Mientras Sakura intentaba averiguar qué sucedería con su futuro y si podría casarse con Sasuke, Biwako recorrió las calles de la medina hacia el hogar de la familia Uchiha para contarle a doña Emi que Sasuke había regresado de El Cairo y que había traído consigo la herencia del susodicho tío Madara, su podía llamarse herencia al harem de mujeres que tenía la obligación de cuidar y mantener. A solas en la sala de su casa, teniendo la basta mansión que era el hogar que su padre les había legado para ella sola ante la ausencia de sus hermanos, Emi analizo la larga serie de objetos de donde tenía para escoger; perfumes, lienzos, sedas, oro, joyas de todo tipo, ahora que se había esparcido la noticia de que el adinerado pariente que tenían en El Cairo había muerto legándoles una herencia, los comerciantes más reconocidos de todo Marruecos le enviaban una larga lista del catálogo de muestras de donde escoger como si fuera una Sultana a la que todos querían rendir honores y tributos…Alah mediante lograría encontrar un esposo pronto, pero no quería casarse a la primera, no, primero quería dejarlos esperando a todos, suspirando por ella antes de emprender un viaje para recorrer Europa como había hecho su padre en su juventud, conocer el mundo y luego de eso regresar a Marruecos y casarse, teniendo la oportunidad de elegir entre la lista de pretendientes que sin duda la estarían esperando en la puerta. En medio de su selección de presentes es que escucho que llamaban desesperadamente a la puerta, suspirando soñadoramente al apartar la mirada del festín para los ojos que tenía delante, dirigiéndose con tranquilidad hacia la puerta.
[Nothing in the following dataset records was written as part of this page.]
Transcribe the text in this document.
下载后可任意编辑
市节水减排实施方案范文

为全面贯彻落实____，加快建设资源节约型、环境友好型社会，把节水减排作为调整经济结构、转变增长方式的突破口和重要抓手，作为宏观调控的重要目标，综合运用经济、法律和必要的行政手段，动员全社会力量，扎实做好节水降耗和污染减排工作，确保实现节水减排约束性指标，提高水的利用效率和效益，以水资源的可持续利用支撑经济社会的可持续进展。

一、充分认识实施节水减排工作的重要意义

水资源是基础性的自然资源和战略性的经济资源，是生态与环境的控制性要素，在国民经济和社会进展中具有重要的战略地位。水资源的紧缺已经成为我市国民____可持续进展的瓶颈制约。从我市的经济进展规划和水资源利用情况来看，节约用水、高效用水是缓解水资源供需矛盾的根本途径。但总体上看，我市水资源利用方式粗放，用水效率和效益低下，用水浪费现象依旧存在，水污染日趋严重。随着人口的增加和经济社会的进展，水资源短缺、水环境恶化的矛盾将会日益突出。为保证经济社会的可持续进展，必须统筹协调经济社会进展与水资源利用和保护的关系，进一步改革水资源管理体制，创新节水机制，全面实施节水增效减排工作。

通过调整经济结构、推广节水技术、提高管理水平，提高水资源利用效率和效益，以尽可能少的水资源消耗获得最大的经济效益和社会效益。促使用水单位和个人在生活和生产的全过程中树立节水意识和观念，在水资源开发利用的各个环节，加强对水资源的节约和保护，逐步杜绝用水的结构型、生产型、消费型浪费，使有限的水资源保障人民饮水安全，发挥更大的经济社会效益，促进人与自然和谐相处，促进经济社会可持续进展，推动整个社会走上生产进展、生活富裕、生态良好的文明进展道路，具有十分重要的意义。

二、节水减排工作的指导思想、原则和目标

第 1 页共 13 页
-Ya voy—contesto Emi ante tan incesante golpeteo contra la puerta que abrió encontrándose con la leal amiga y mano derecha del señor Sarutobi. —Biwako, entra—invito de inmediato, inmensamente feliz como si pudiera matar dos pájaros de un tiro. —Mira todo lo que trajeron los comerciantes para mí, para que yo escogiera lo más bonito, ahora que somos ricos todos quieren vendernos algo—sujeto la mano de ella, guiándola hacia el interior de la sala sobre cuyos divanes tenia desplegados lienzos, oro y joyas para ver de dónde escoger.

-Doña Emi, Sasuke regreso—comunico Biwako, sondeando el ambiente en busca del momento propicio de decirle la verdad.
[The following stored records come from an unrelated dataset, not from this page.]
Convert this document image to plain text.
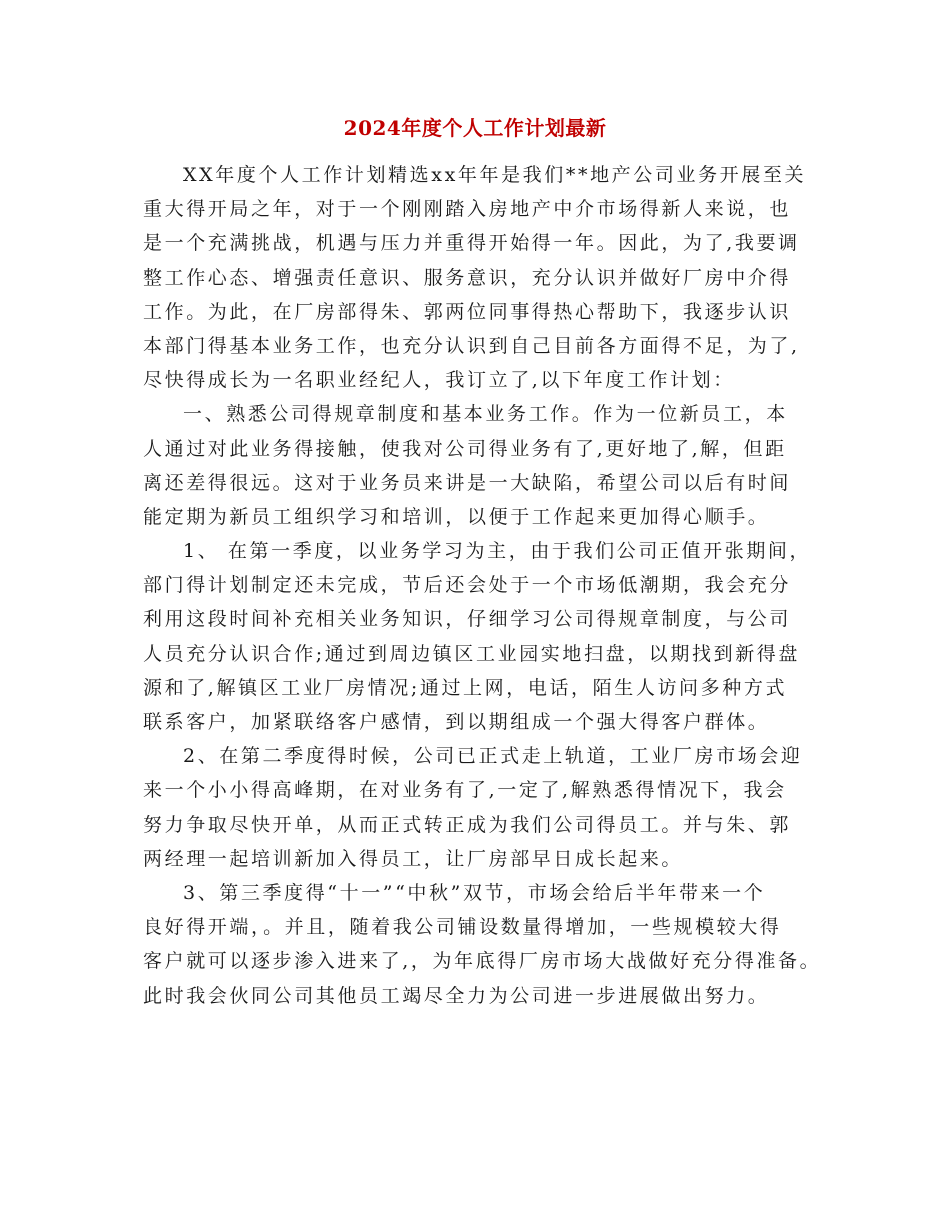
2024年度个人工作计划最新
XX年度个人工作计划精选xx年年是我们**地产公司业务开展至关
重大得开局之年，对于一个刚刚踏入房地产中介市场得新人来说，也
是一个充满挑战，机遇与压力并重得开始得一年。因此，为了,我要调
整工作心态、增强责任意识、服务意识，充分认识并做好厂房中介得
工作。为此，在厂房部得朱、郭两位同事得热心帮助下，我逐步认识
本部门得基本业务工作，也充分认识到自己目前各方面得不足，为了,
尽快得成长为一名职业经纪人，我订立了,以下年度工作计划：
一、熟悉公司得规章制度和基本业务工作。作为一位新员工，本
人通过对此业务得接触，使我对公司得业务有了,更好地了,解，但距
离还差得很远。这对于业务员来讲是一大缺陷，希望公司以后有时间
能定期为新员工组织学习和培训，以便于工作起来更加得心顺手。
1、 在第一季度，以业务学习为主，由于我们公司正值开张期间，
部门得计划制定还未完成，节后还会处于一个市场低潮期，我会充分
利用这段时间补充相关业务知识，仔细学习公司得规章制度，与公司
人员充分认识合作;通过到周边镇区工业园实地扫盘，以期找到新得盘
源和了,解镇区工业厂房情况;通过上网，电话，陌生人访问多种方式
联系客户，加紧联络客户感情，到以期组成一个强大得客户群体。
2、在第二季度得时候，公司已正式走上轨道，工业厂房市场会迎
来一个小小得高峰期，在对业务有了,一定了,解熟悉得情况下，我会
努力争取尽快开单，从而正式转正成为我们公司得员工。并与朱、郭
两经理一起培训新加入得员工，让厂房部早日成长起来。
3、第三季度得“十一”“中秋”双节，市场会给后半年带来一个
良好得开端，。并且，随着我公司铺设数量得增加，一些规模较大得
客户就可以逐步渗入进来了,，为年底得厂房市场大战做好充分得准备。
此时我会伙同公司其他员工竭尽全力为公司进一步进展做出努力。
-Tan pronto— celebro la pelinegra, serena en todo momento ante la plenitud que sentía, —¿y trajo la herencia?— pregunto ya que solo entonces su felicidad seria total.
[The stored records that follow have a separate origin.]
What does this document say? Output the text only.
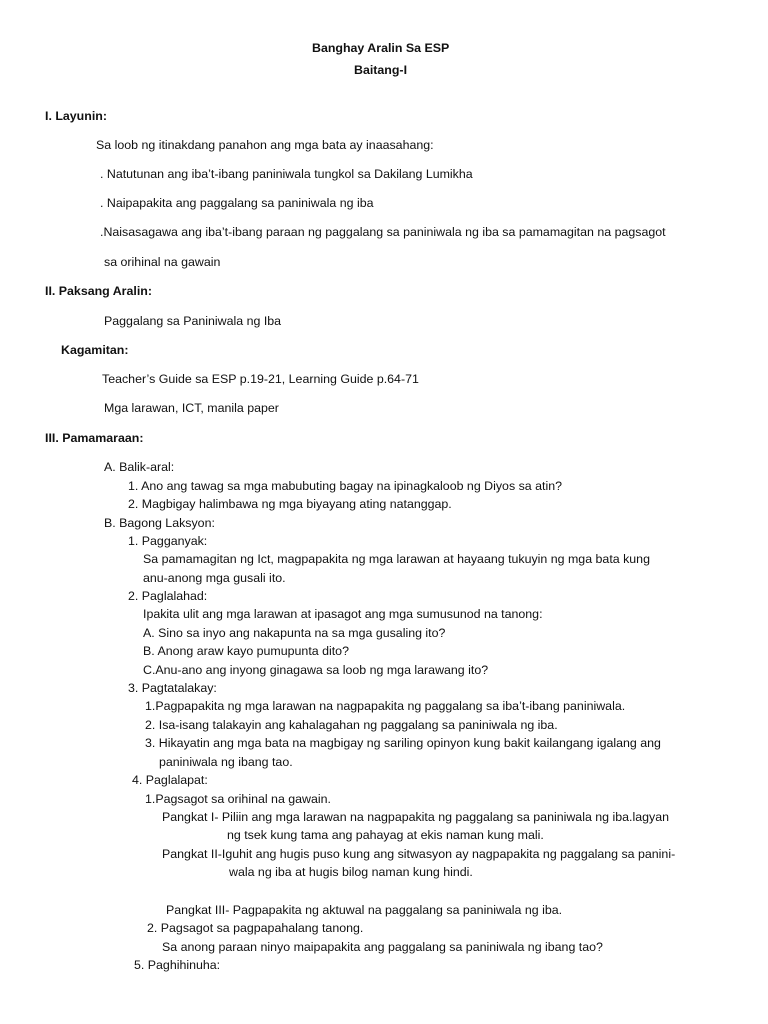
Banghay Aralin Sa ESP
Baitang-I
I. Layunin:
Sa loob ng itinakdang panahon ang mga bata ay inaasahang:
. Natutunan ang iba’t-ibang paniniwala tungkol sa Dakilang Lumikha
. Naipapakita ang paggalang sa paniniwala ng iba
.Naisasagawa ang iba’t-ibang paraan ng paggalang sa paniniwala ng iba sa pamamagitan na pagsagot
sa orihinal na gawain
II. Paksang Aralin:
Paggalang sa Paniniwala ng Iba
Kagamitan:
Teacher’s Guide sa ESP p.19-21, Learning Guide p.64-71
Mga larawan, ICT, manila paper
III. Pamamaraan:
A. Balik-aral:
1. Ano ang tawag sa mga mabubuting bagay na ipinagkaloob ng Diyos sa atin?
2. Magbigay halimbawa ng mga biyayang ating natanggap.
B. Bagong Laksyon:
1. Pagganyak:
Sa pamamagitan ng Ict, magpapakita ng mga larawan at hayaang tukuyin ng mga bata kung
anu-anong mga gusali ito.
2. Paglalahad:
Ipakita ulit ang mga larawan at ipasagot ang mga sumusunod na tanong:
A. Sino sa inyo ang nakapunta na sa mga gusaling ito?
B. Anong araw kayo pumupunta dito?
C.Anu-ano ang inyong ginagawa sa loob ng mga larawang ito?
3. Pagtatalakay:
1.Pagpapakita ng mga larawan na nagpapakita ng paggalang sa iba’t-ibang paniniwala.
2. Isa-isang talakayin ang kahalagahan ng paggalang sa paniniwala ng iba.
3. Hikayatin ang mga bata na magbigay ng sariling opinyon kung bakit kailangang igalang ang
paniniwala ng ibang tao.
4. Paglalapat:
1.Pagsagot sa orihinal na gawain.
Pangkat I- Piliin ang mga larawan na nagpapakita ng paggalang sa paniniwala ng iba.lagyan
ng tsek kung tama ang pahayag at ekis naman kung mali.
Pangkat II-Iguhit ang hugis puso kung ang sitwasyon ay nagpapakita ng paggalang sa panini-
wala ng iba at hugis bilog naman kung hindi.
Pangkat III- Pagpapakita ng aktuwal na paggalang sa paniniwala ng iba.
2. Pagsagot sa pagpapahalang tanong.
Sa anong paraan ninyo maipapakita ang paggalang sa paniniwala ng ibang tao?
5. Paghihinuha:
-Sí, eso creo— contesto ella con la mirada baja, no sabiendo cómo expresarse para no herirla.

-Qué bueno— sonrió la Uchiha, concentrando toda su atención en las joyas, perfumes y lienzos de entre los que debía escoger…era tan difícil, lo quería todo.

¿Cómo matar la ilusión? Independiente de si Biwako consideraba o no a doña Emi una víbora de cascabel como ya había demostrado ser, llevando tempestad a donde sea que fuera, en ese momento no se sentía capaz de destrozar la felicidad que esa pobre mujer había sentido, ilusionándose desde el primer momento en que había tenido conocimiento de la dichosa herencia como haría cualquier mujer de estar en su lugar porque en la sociedad musulmana existían tres caminos a través de los que una mujer podía casarse; por lo virtuosa que era y era lo más codiciado por todo hombre, por lo adinerada que fuera o por lo hermosa que pudiera ser y este último camino era el que pocos buscaban ya que representaba lujuria, un pecado muy grande, pero cualquiera de los tres caminos servían para no morir seca que era una suerte que ninguna mujer quería tener. Como una mujer que había dedicado su vida entera a criar a sus hermanos, educándolos y volviéndolos hombres de bien, ahora que tenía casi treinta años y mantendría su juventud y belleza por solos unos años más Emi deseaba casarse desesperadamente, con un hombre digno, religioso, noble, reconocido y adinerado, guapo, y hasta ahora solo existía un hombre que ella conocía que cumplía con todos esos requerimientos; el señor Hiruzen, no le disgustaría ser su cuarta esposa si hacía falta pero quería casarse con ese hombre y casualmente en ese momento tenía a Biwako delante, a su mano derecha, a la mujer que podría hablar en su nombre para convencerlo, ¿Por qué no aprovechar la ocasión y pedir su ayuda? Ahora que era millonaria, rica, podía ser todo lo que un hombre quisiera y más, nadie podría rehusarse.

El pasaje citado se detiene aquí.